Le malattie dell’apparato respiratorio sono in crescita. Si stima che tra una decina di anni saranno la terza causa di morte in Italia dopo le malattie cardiovascolari e i tumori. Secondo l’Agenzia Europea per l’Ambiente, nel 2010, le morti premature causate da inquinamento atmosferico sono state 400mila solo nel vecchio continente.

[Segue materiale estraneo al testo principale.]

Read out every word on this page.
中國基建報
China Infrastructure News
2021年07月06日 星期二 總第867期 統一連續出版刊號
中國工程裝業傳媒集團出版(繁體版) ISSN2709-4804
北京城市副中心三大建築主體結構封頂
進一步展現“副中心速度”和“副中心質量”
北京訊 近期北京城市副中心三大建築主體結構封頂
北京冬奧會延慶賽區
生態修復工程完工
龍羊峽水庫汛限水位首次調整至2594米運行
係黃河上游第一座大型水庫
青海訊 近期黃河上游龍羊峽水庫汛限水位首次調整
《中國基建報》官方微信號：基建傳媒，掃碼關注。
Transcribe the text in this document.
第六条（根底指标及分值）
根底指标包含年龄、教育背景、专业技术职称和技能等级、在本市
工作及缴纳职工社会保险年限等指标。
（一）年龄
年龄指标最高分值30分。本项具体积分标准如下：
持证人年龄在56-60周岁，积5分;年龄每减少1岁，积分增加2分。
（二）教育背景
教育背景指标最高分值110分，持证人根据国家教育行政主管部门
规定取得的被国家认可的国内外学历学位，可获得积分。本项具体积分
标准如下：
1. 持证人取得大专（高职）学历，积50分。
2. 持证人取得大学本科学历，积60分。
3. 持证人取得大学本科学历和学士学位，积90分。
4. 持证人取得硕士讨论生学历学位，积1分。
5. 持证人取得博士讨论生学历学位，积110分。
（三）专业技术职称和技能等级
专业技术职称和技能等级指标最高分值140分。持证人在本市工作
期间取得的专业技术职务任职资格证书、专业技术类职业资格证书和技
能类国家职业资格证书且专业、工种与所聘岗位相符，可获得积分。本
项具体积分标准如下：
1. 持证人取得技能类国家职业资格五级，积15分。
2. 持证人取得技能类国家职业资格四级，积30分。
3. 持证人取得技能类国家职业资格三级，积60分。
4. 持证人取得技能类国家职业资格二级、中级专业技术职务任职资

E per il 2030 sono attese altre 300mila morti premature, causate soprattutto da polveri sottili (PM10 e PM 2,5). In ascesa, purtroppo, anche i tumori al polmone. Nel 90% dei casi, legati al fumo di sigaretta, ma c’è anche una quota piccola, ma in costante aumento, di persone tradizionalmenete “non a rischio”, in particolare donne sui 40 anni non fumatrici. “Nei non fumatori, far risalire le cause del tumore solo all’inquinamento sarebbe azzardato, ma esso è certamente uno dei fattori responsabili” afferma il dottor Luigi Lazzari Agli, direttore dell’Unità Operativa di Pneumologia di Rimini e Riccione. Più in generale, “l’inquinamento ambientale può favorire un aumento delle malattie respiratorie nella popolazione, ma anche un peggioramento delle condizioni del paziente. Nella persona asmatica, ad esempio, possono aumentare le crisi di asma”.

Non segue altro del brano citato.